As we took off our coats, and the Master left us for a moment, I made one attempt.

“Are you desperately anxious to attend this pantomime?” I said.

“Why do you ask?” said Roy sharply.

“There are other things which might amuse us–”

“Oh no,” said Roy. “I need to be here.” Then he smiled at me. “Don’t you stay. It was stupid of me to drag you here. You’re certain to be bored. Let’s meet later.”
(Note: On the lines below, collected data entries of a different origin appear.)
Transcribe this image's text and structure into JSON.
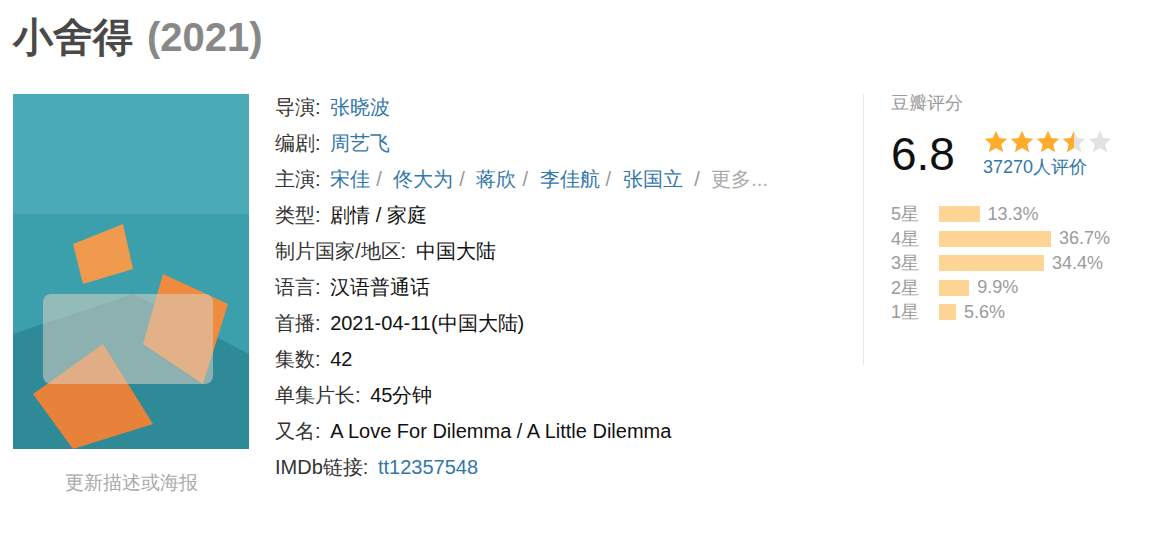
{
  "title": "小舍得",
  "year": "(2021)",
  "poster": {
    "link": "更新描述或海报"
  },
  "separator": "/",
  "info": [
    {
      "label": "导演:",
      "kind": "links",
      "links": [
        "张晓波"
      ]
    },
    {
      "label": "编剧:",
      "kind": "links",
      "links": [
        "周艺飞"
      ]
    },
    {
      "label": "主演:",
      "kind": "links",
      "links": [
        "宋佳",
        "佟大为",
        "蒋欣",
        "李佳航",
        "张国立"
      ],
      "more": "更多..."
    },
    {
      "label": "类型:",
      "kind": "text",
      "text": "剧情 / 家庭"
    },
    {
      "label": "制片国家/地区:",
      "kind": "text",
      "text": "中国大陆"
    },
    {
      "label": "语言:",
      "kind": "text",
      "text": "汉语普通话"
    },
    {
      "label": "首播:",
      "kind": "text",
      "text": "2021-04-11(中国大陆)"
    },
    {
      "label": "集数:",
      "kind": "text",
      "text": "42"
    },
    {
      "label": "单集片长:",
      "kind": "text",
      "text": "45分钟"
    },
    {
      "label": "又名:",
      "kind": "text",
      "text": "A Love For Dilemma / A Little Dilemma"
    },
    {
      "label": "IMDb链接:",
      "kind": "links",
      "links": [
        "tt12357548"
      ]
    }
  ],
  "rating": {
    "label": "豆瓣评分",
    "score": "6.8",
    "stars": 3.5,
    "votes": "37270人评价",
    "histogram": [
      {
        "label": "5星",
        "level": 0.133,
        "percent": "13.3%"
      },
      {
        "label": "4星",
        "level": 0.367,
        "percent": "36.7%"
      },
      {
        "label": "3星",
        "level": 0.344,
        "percent": "34.4%"
      },
      {
        "label": "2星",
        "level": 0.099,
        "percent": "9.9%"
      },
      {
        "label": "1星",
        "level": 0.056,
        "percent": "5.6%"
      }
    ]
  }
}
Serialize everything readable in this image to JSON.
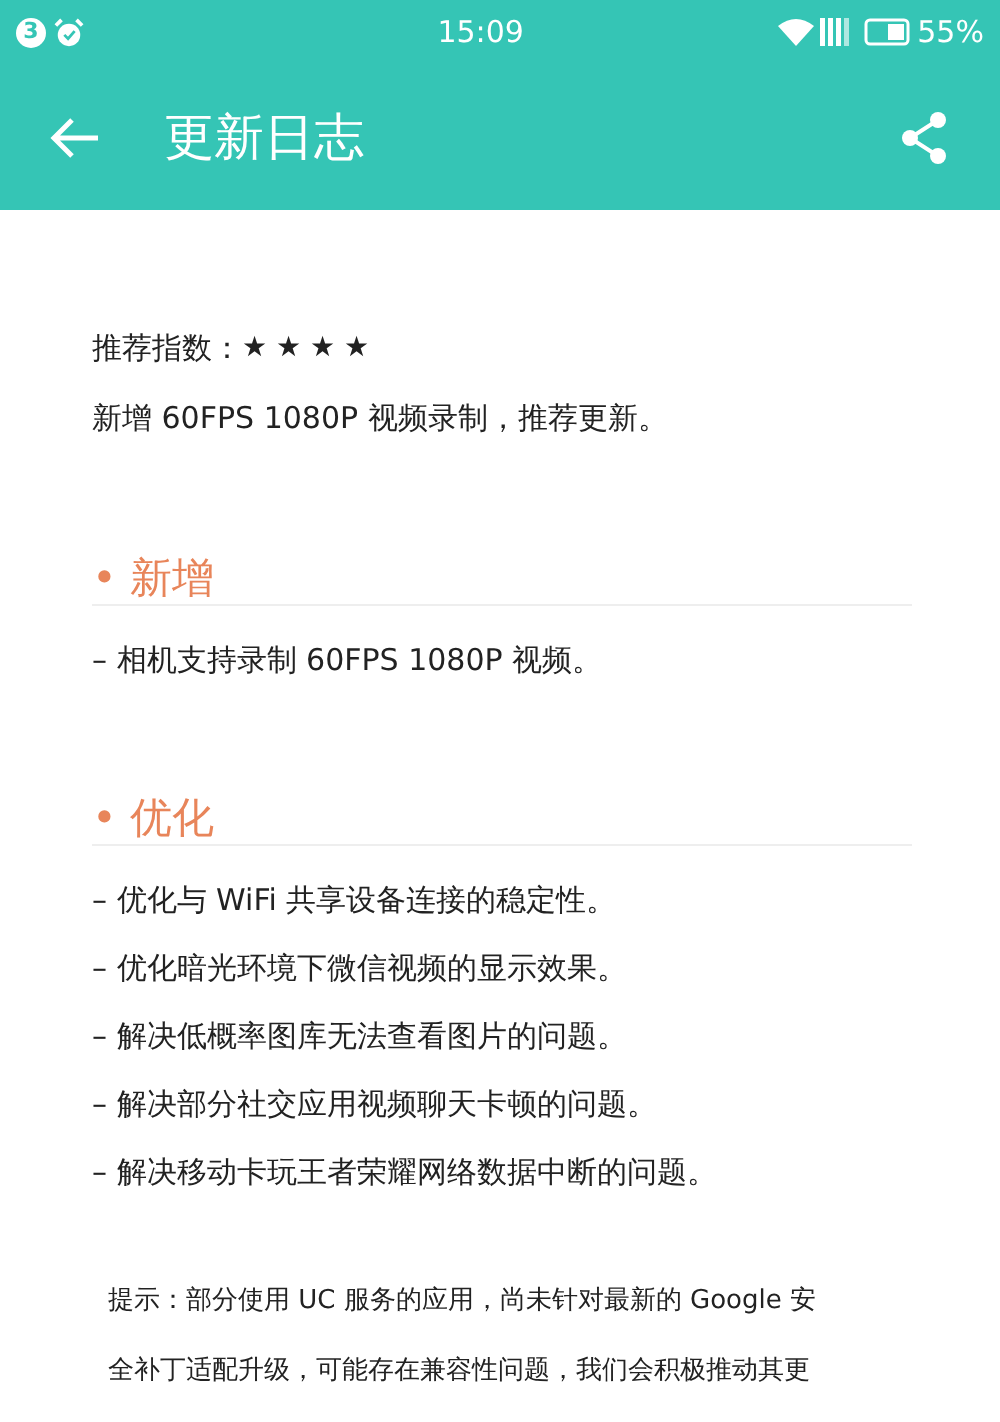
{
  "status_bar": {
    "notification_count": "3",
    "time": "15:09",
    "battery": "55%"
  },
  "header": {
    "title": "更新日志"
  },
  "summary": {
    "rating_label": "推荐指数：",
    "rating": "★ ★ ★ ★",
    "text": "新增 60FPS 1080P 视频录制，推荐更新。"
  },
  "sections": [
    {
      "title": "• 新增",
      "items": [
        "– 相机支持录制 60FPS 1080P 视频。"
      ]
    },
    {
      "title": "• 优化",
      "items": [
        "– 优化与 WiFi 共享设备连接的稳定性。",
        "– 优化暗光环境下微信视频的显示效果。",
        "– 解决低概率图库无法查看图片的问题。",
        "– 解决部分社交应用视频聊天卡顿的问题。",
        "– 解决移动卡玩王者荣耀网络数据中断的问题。"
      ]
    }
  ],
  "note_lines": [
    "提示：部分使用 UC 服务的应用，尚未针对最新的 Google 安",
    "全补丁适配升级，可能存在兼容性问题，我们会积极推动其更"
  ]
}
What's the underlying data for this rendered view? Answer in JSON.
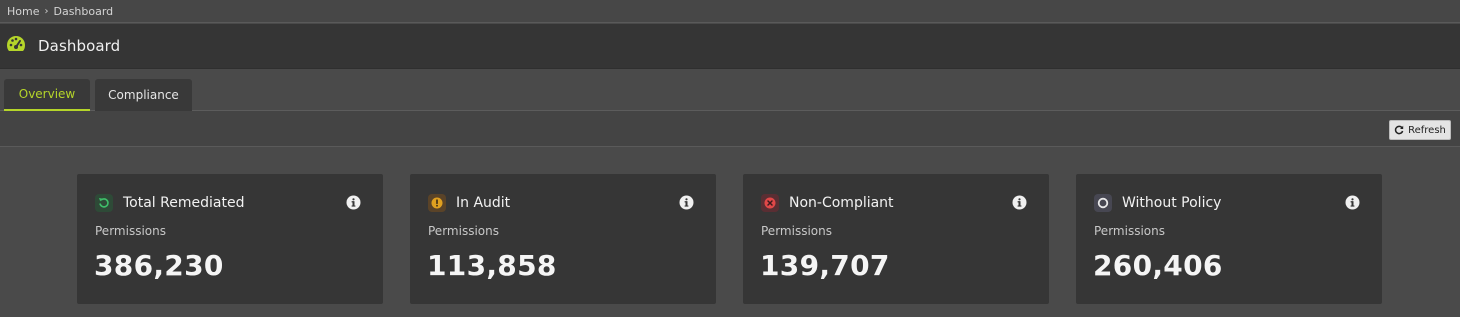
{
  "breadcrumb": {
    "items": [
      "Home",
      "Dashboard"
    ]
  },
  "header": {
    "title": "Dashboard",
    "icon": "gauge-icon",
    "icon_color": "#b5d52a"
  },
  "tabs": [
    {
      "label": "Overview",
      "active": true
    },
    {
      "label": "Compliance",
      "active": false
    }
  ],
  "toolbar": {
    "refresh_label": "Refresh"
  },
  "accent_color": "#b5d52a",
  "cards": [
    {
      "title": "Total Remediated",
      "subtitle": "Permissions",
      "value": "386,230",
      "icon": "remediate-icon",
      "icon_color": "#3fbf6a"
    },
    {
      "title": "In Audit",
      "subtitle": "Permissions",
      "value": "113,858",
      "icon": "warning-icon",
      "icon_color": "#e0a020"
    },
    {
      "title": "Non-Compliant",
      "subtitle": "Permissions",
      "value": "139,707",
      "icon": "error-icon",
      "icon_color": "#e04848"
    },
    {
      "title": "Without Policy",
      "subtitle": "Permissions",
      "value": "260,406",
      "icon": "ring-icon",
      "icon_color": "#e8e8e8"
    }
  ]
}
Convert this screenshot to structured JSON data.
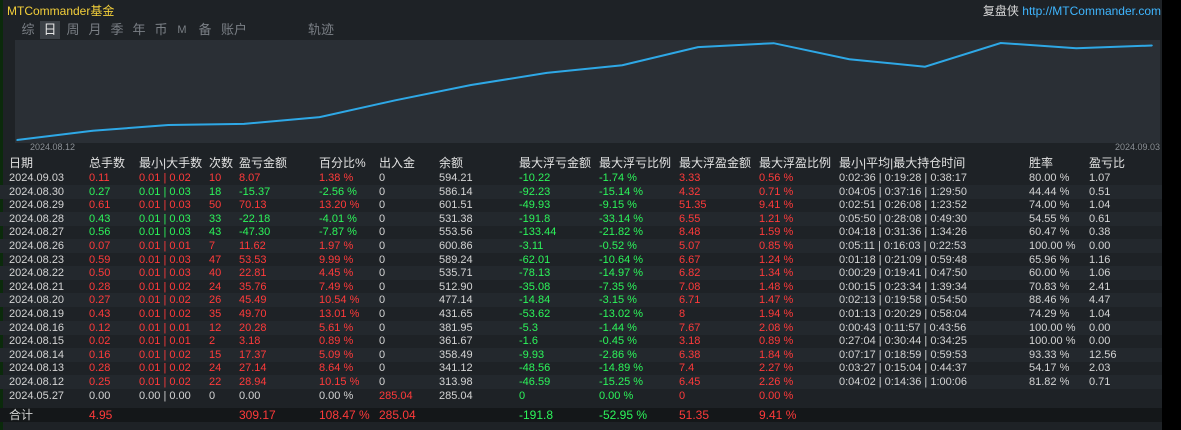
{
  "app_title": "MTCommander基金",
  "header_right": {
    "label": "复盘侠",
    "site": "http://MTCommander.com"
  },
  "tabs": [
    {
      "label": "综",
      "active": false,
      "small": false
    },
    {
      "label": "日",
      "active": true,
      "small": false
    },
    {
      "label": "周",
      "active": false,
      "small": false
    },
    {
      "label": "月",
      "active": false,
      "small": false
    },
    {
      "label": "季",
      "active": false,
      "small": false
    },
    {
      "label": "年",
      "active": false,
      "small": false
    },
    {
      "label": "币",
      "active": false,
      "small": false
    },
    {
      "label": "M",
      "active": false,
      "small": true
    },
    {
      "label": "备",
      "active": false,
      "small": false
    },
    {
      "label": "账户",
      "active": false,
      "small": false
    },
    {
      "label": "轨迹",
      "active": false,
      "small": false
    }
  ],
  "chart_data": {
    "type": "line",
    "x": [
      "2024.08.12",
      "2024.08.13",
      "2024.08.14",
      "2024.08.15",
      "2024.08.16",
      "2024.08.19",
      "2024.08.20",
      "2024.08.21",
      "2024.08.22",
      "2024.08.23",
      "2024.08.26",
      "2024.08.27",
      "2024.08.28",
      "2024.08.29",
      "2024.08.30",
      "2024.09.03"
    ],
    "values": [
      313.98,
      341.12,
      358.49,
      361.67,
      381.95,
      431.65,
      477.14,
      512.9,
      535.71,
      589.24,
      600.86,
      553.56,
      531.38,
      601.51,
      586.14,
      594.21
    ],
    "x_start_label": "2024.08.12",
    "x_end_label": "2024.09.03",
    "line_color": "#2ea8e6",
    "grid": false
  },
  "table": {
    "headers": [
      "日期",
      "总手数",
      "最小|大手数",
      "次数",
      "盈亏金额",
      "百分比%",
      "出入金",
      "余额",
      "最大浮亏金额",
      "最大浮亏比例",
      "最大浮盈金额",
      "最大浮盈比例",
      "最小|平均|最大持仓时间",
      "胜率",
      "盈亏比"
    ],
    "rows": [
      [
        "2024.09.03",
        "0.11",
        "0.01 | 0.02",
        "10",
        "8.07",
        "1.38 %",
        "0",
        "594.21",
        "-10.22",
        "-1.74 %",
        "3.33",
        "0.56 %",
        "0:02:36 | 0:19:28 | 0:38:17",
        "80.00 %",
        "1.07"
      ],
      [
        "2024.08.30",
        "0.27",
        "0.01 | 0.03",
        "18",
        "-15.37",
        "-2.56 %",
        "0",
        "586.14",
        "-92.23",
        "-15.14 %",
        "4.32",
        "0.71 %",
        "0:04:05 | 0:37:16 | 1:29:50",
        "44.44 %",
        "0.51"
      ],
      [
        "2024.08.29",
        "0.61",
        "0.01 | 0.03",
        "50",
        "70.13",
        "13.20 %",
        "0",
        "601.51",
        "-49.93",
        "-9.15 %",
        "51.35",
        "9.41 %",
        "0:02:51 | 0:26:08 | 1:23:52",
        "74.00 %",
        "1.04"
      ],
      [
        "2024.08.28",
        "0.43",
        "0.01 | 0.03",
        "33",
        "-22.18",
        "-4.01 %",
        "0",
        "531.38",
        "-191.8",
        "-33.14 %",
        "6.55",
        "1.21 %",
        "0:05:50 | 0:28:08 | 0:49:30",
        "54.55 %",
        "0.61"
      ],
      [
        "2024.08.27",
        "0.56",
        "0.01 | 0.03",
        "43",
        "-47.30",
        "-7.87 %",
        "0",
        "553.56",
        "-133.44",
        "-21.82 %",
        "8.48",
        "1.59 %",
        "0:04:18 | 0:31:36 | 1:34:26",
        "60.47 %",
        "0.38"
      ],
      [
        "2024.08.26",
        "0.07",
        "0.01 | 0.01",
        "7",
        "11.62",
        "1.97 %",
        "0",
        "600.86",
        "-3.11",
        "-0.52 %",
        "5.07",
        "0.85 %",
        "0:05:11 | 0:16:03 | 0:22:53",
        "100.00 %",
        "0.00"
      ],
      [
        "2024.08.23",
        "0.59",
        "0.01 | 0.03",
        "47",
        "53.53",
        "9.99 %",
        "0",
        "589.24",
        "-62.01",
        "-10.64 %",
        "6.67",
        "1.24 %",
        "0:01:18 | 0:21:09 | 0:59:48",
        "65.96 %",
        "1.16"
      ],
      [
        "2024.08.22",
        "0.50",
        "0.01 | 0.03",
        "40",
        "22.81",
        "4.45 %",
        "0",
        "535.71",
        "-78.13",
        "-14.97 %",
        "6.82",
        "1.34 %",
        "0:00:29 | 0:19:41 | 0:47:50",
        "60.00 %",
        "1.06"
      ],
      [
        "2024.08.21",
        "0.28",
        "0.01 | 0.02",
        "24",
        "35.76",
        "7.49 %",
        "0",
        "512.90",
        "-35.08",
        "-7.35 %",
        "7.08",
        "1.48 %",
        "0:00:15 | 0:23:34 | 1:39:34",
        "70.83 %",
        "2.41"
      ],
      [
        "2024.08.20",
        "0.27",
        "0.01 | 0.02",
        "26",
        "45.49",
        "10.54 %",
        "0",
        "477.14",
        "-14.84",
        "-3.15 %",
        "6.71",
        "1.47 %",
        "0:02:13 | 0:19:58 | 0:54:50",
        "88.46 %",
        "4.47"
      ],
      [
        "2024.08.19",
        "0.43",
        "0.01 | 0.02",
        "35",
        "49.70",
        "13.01 %",
        "0",
        "431.65",
        "-53.62",
        "-13.02 %",
        "8",
        "1.94 %",
        "0:01:13 | 0:20:29 | 0:58:04",
        "74.29 %",
        "1.04"
      ],
      [
        "2024.08.16",
        "0.12",
        "0.01 | 0.01",
        "12",
        "20.28",
        "5.61 %",
        "0",
        "381.95",
        "-5.3",
        "-1.44 %",
        "7.67",
        "2.08 %",
        "0:00:43 | 0:11:57 | 0:43:56",
        "100.00 %",
        "0.00"
      ],
      [
        "2024.08.15",
        "0.02",
        "0.01 | 0.01",
        "2",
        "3.18",
        "0.89 %",
        "0",
        "361.67",
        "-1.6",
        "-0.45 %",
        "3.18",
        "0.89 %",
        "0:27:04 | 0:30:44 | 0:34:25",
        "100.00 %",
        "0.00"
      ],
      [
        "2024.08.14",
        "0.16",
        "0.01 | 0.02",
        "15",
        "17.37",
        "5.09 %",
        "0",
        "358.49",
        "-9.93",
        "-2.86 %",
        "6.38",
        "1.84 %",
        "0:07:17 | 0:18:59 | 0:59:53",
        "93.33 %",
        "12.56"
      ],
      [
        "2024.08.13",
        "0.28",
        "0.01 | 0.02",
        "24",
        "27.14",
        "8.64 %",
        "0",
        "341.12",
        "-48.56",
        "-14.89 %",
        "7.4",
        "2.27 %",
        "0:03:27 | 0:15:04 | 0:44:37",
        "54.17 %",
        "2.03"
      ],
      [
        "2024.08.12",
        "0.25",
        "0.01 | 0.02",
        "22",
        "28.94",
        "10.15 %",
        "0",
        "313.98",
        "-46.59",
        "-15.25 %",
        "6.45",
        "2.26 %",
        "0:04:02 | 0:14:36 | 1:00:06",
        "81.82 %",
        "0.71"
      ],
      [
        "2024.05.27",
        "0.00",
        "0.00 | 0.00",
        "0",
        "0.00",
        "0.00 %",
        "285.04",
        "285.04",
        "0",
        "0.00 %",
        "0",
        "0.00 %",
        "",
        "",
        ""
      ]
    ],
    "total": [
      "合计",
      "4.95",
      "",
      "",
      "309.17",
      "108.47 %",
      "285.04",
      "",
      "-191.8",
      "-52.95 %",
      "51.35",
      "9.41 %",
      "",
      "",
      ""
    ]
  },
  "colors": {
    "profit": "#ff3a3a",
    "loss": "#2cf55a",
    "neutral": "#d4d4d4",
    "accent": "#f3cf3a",
    "link": "#3fb6ff"
  }
}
I hesitated, and said: “No. I may as well come in.”

The Academy room was quite small and cosy; the lights were thrown back from the fog-darkened windows. There were half a dozen men on the dais, among them Lyall and Colonel Foulkes. The Master was placed among minor dignitaries in the front row beneath. Perhaps sixty or seventy men were sitting in the room, and it struck me that nearly all of them were old. Bald heads shone, white hair gleamed, under the lights. As the world grew more precarious, rich young men did not take to these eccentric subjects with such confidence: amateurs flourished most, as those old men had flourished, in a tranquil and secure age.

Roy found me a chair, and then suddenly went off by himself to sit under the window. My concern flared up: but in a moment the meeting began.

The chairman made a short speech, explaining that we had come to mark Sir Oulstone’s seventieth birthday and express our gratitude for his work. As the speech went on, Sir Oulstone’s head inclined slowly, weightily, with dignity and satisfaction, at each mention of his own name.

Then came three accounts of Central Asian studies. The first, given by an Oxford professor with a high, fluting voice, struck me as straightforward old-fashioned history – the various conquering races that had swept across the plateau, the rise and fall of dynasties, and so on. The second, by Foulkes, dealt with the deciphering of the linguistic records. Foulkes was a rapid, hopping, almost unintelligible speaker, and much of the content was technical and would have been, even if I could have heard what he said, unintelligible to me: yet one could feel that he was a master of his subject. He paid a gabbling, incoherent and enthusiastic compliment to Roy’s work on Soghdian.

The third account I found quite fascinating. It was delivered in broken English by a refugee, and it described how the history of Central Asia between 500 bc and ad 1000 had been studied by applying the methods of archaeology and not relying so much on documentary evidence – by measuring areas of towns at different periods, studying the tools men used and their industrial techniques. It was the history of common men in their workaday lives, and it made sense of some of the glittering, burbling, dynastic records. The pioneer work had been done over forty years before, said the speaker vigorously, in the original articles of Lyall and Erzberger: then the real great step forward had been taken by Lyall himself, in his famous and classical book.

There was steady clapping. Sir Oulstone inclined his head very slowly. The speaker bowed to him, and Sir Oulstone inclined his head again.

The speech came to an end. It had been a masterpiece of exposition, and the room stirred with applause. There followed a few perfunctory questions, more congratulations to Sir Oulstone from elderly scholars in the front row, one or two more questions. The meeting was warm with congratulation and self-congratulation, feet were just beginning to get restless, it was nearly time to go.